Since it’s expected to have only around 50% replications as strong as the original, this might not seem that low. I think the entire issue of importance goes beyond rates, and that focusing on rates of replication actually distracts from what’s involved in appraising a given study or theory.
[ii] Statistical methods are relevant to answering this question and even falsifying conjectured causal claims. My point is that it demands more than checking the purely statistical question in these “direct” replications, and more than P-values. Oddly, since these studies appeal to power, they ought to be in Neyman-Pearson hypotheses testing (ideally without the behavioristic rationale). This would immediately scotch an illicit slide from statistical to substantive inference.
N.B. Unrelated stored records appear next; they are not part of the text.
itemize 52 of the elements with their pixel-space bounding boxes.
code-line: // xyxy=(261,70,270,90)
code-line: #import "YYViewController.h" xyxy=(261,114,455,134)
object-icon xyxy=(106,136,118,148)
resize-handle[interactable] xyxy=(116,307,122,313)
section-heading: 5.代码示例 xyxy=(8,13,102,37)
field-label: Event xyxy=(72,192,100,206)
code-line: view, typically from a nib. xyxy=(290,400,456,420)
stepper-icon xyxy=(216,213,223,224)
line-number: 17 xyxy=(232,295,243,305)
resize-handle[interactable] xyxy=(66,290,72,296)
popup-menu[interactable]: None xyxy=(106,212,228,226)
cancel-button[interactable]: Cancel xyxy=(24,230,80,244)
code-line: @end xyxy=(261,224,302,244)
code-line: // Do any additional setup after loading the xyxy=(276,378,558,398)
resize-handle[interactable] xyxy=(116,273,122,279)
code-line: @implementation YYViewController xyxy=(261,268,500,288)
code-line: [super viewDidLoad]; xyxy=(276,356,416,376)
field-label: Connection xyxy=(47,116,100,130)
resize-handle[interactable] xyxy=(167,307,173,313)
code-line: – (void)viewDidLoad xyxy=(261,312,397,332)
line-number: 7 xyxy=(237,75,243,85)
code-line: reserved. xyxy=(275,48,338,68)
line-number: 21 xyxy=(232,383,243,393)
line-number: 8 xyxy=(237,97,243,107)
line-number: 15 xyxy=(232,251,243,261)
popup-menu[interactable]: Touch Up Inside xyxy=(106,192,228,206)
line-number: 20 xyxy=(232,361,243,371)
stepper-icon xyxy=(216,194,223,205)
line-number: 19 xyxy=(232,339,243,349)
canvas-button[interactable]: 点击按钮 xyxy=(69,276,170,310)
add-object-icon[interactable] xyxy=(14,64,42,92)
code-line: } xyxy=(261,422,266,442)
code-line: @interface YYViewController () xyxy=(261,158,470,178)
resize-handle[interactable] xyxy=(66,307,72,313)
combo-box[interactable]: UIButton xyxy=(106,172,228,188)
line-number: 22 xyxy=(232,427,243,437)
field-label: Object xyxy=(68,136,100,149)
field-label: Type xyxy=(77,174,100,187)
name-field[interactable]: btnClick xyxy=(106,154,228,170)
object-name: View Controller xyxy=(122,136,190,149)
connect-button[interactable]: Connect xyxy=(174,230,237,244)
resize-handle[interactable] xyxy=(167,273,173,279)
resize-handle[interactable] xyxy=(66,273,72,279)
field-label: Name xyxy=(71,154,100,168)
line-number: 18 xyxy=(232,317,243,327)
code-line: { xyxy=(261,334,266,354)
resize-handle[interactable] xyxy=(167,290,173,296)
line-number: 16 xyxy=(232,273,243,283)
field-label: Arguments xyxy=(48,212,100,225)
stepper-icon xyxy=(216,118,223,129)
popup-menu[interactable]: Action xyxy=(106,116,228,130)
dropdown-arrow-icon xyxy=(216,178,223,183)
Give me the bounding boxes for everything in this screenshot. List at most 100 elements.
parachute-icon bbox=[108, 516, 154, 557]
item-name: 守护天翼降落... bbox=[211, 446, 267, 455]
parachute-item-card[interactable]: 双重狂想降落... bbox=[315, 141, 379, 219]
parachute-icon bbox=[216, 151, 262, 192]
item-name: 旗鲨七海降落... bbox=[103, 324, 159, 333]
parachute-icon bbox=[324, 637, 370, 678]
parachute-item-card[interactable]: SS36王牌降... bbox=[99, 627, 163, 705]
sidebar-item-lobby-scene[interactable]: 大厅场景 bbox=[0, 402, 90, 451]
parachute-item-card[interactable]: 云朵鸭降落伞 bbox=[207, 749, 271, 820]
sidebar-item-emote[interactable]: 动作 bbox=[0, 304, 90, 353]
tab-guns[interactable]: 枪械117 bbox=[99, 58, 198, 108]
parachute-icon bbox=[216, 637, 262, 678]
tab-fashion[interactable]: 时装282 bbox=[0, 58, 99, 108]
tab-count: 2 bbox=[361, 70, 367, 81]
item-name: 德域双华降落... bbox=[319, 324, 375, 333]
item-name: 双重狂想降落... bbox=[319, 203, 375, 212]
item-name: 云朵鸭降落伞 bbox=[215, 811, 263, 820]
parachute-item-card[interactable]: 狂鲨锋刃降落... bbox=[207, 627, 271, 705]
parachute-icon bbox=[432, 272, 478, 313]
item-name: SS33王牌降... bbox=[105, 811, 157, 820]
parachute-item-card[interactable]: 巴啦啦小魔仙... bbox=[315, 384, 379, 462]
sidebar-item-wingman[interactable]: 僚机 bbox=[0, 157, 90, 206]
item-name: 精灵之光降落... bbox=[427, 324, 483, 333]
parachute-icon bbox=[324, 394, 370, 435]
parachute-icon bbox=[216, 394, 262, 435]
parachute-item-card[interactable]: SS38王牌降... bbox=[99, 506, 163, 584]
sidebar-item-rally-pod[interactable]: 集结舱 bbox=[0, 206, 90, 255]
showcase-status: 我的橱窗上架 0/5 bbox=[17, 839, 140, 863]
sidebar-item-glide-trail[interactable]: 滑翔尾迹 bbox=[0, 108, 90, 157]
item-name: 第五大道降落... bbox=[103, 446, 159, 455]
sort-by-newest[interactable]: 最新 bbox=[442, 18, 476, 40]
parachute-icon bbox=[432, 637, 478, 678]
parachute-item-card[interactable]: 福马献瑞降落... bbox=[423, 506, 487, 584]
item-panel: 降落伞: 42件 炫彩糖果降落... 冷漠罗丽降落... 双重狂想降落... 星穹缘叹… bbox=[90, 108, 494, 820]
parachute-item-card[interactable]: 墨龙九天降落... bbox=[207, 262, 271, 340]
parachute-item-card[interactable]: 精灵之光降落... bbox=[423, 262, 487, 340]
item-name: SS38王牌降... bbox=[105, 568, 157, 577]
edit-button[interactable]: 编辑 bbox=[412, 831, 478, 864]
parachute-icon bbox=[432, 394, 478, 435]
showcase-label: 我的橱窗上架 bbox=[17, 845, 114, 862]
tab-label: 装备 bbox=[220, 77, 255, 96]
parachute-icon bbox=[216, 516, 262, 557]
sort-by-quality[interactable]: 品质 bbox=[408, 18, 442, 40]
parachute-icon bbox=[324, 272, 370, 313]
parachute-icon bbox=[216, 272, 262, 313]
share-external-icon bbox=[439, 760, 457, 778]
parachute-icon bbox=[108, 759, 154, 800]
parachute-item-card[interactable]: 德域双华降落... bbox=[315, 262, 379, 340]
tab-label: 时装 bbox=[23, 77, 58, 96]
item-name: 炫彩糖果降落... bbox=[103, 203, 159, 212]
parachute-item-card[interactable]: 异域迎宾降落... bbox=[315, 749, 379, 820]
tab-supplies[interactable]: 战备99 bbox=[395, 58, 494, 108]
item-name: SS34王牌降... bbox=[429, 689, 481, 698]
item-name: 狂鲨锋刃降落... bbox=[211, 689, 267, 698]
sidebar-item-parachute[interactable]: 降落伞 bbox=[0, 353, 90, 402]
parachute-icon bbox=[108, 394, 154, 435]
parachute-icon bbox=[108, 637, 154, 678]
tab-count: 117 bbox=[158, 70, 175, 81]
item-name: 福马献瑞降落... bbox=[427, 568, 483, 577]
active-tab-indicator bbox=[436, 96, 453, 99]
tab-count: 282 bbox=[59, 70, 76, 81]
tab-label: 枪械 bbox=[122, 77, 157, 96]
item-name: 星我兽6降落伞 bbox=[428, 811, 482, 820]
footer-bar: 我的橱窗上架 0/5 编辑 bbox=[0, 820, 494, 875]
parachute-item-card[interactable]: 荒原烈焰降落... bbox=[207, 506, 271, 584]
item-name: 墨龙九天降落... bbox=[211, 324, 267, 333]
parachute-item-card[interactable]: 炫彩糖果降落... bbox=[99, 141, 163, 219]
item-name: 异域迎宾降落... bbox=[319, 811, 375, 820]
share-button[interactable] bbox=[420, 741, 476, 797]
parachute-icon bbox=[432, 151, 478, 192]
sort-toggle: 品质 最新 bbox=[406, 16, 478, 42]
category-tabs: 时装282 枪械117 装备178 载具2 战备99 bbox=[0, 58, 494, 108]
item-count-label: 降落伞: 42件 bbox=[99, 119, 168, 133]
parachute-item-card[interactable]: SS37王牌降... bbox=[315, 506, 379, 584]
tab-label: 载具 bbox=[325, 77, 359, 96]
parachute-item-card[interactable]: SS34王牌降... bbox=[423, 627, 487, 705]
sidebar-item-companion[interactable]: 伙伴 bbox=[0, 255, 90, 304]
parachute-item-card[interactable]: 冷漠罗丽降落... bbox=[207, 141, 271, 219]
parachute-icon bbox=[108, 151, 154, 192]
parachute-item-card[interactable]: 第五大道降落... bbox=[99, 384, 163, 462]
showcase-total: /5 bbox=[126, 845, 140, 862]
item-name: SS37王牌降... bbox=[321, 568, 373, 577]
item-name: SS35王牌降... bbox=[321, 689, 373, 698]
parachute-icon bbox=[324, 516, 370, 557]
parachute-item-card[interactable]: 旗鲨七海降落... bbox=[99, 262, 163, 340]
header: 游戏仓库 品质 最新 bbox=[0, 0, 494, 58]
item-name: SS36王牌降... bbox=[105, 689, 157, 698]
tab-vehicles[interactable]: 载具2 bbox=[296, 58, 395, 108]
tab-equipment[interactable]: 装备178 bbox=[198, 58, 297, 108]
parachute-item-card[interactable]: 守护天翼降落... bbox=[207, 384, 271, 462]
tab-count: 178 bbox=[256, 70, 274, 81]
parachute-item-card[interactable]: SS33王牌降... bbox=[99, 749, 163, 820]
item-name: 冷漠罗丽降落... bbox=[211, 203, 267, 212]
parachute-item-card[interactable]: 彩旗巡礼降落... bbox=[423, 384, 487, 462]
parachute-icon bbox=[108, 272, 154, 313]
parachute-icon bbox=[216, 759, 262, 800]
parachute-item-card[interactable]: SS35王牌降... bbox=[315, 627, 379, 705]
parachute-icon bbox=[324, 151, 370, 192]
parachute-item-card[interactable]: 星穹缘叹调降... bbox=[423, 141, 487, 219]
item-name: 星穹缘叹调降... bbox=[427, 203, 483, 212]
[iii] Yes, this is one of the sources of my disappointment: philosophers of science should be critically assessing this so-called “naturalized” philosophy. It all goes back to Quine, but never mind.
[iv] It would not be difficult to test whether these measures are valid. The following is about the strongest, hedged, claim (from the Report) that the replication result is sounder than the original:
If publication, selection, and reporting biases completely explain the effect differences, then the replication estimates would be a better estimate of the effect size than would the meta-analytic and original results. However, to the extent that there are other influences, such as moderation by sample, setting, or quality of replication, the relative bias influencing original and replication effect size estimation is unknown.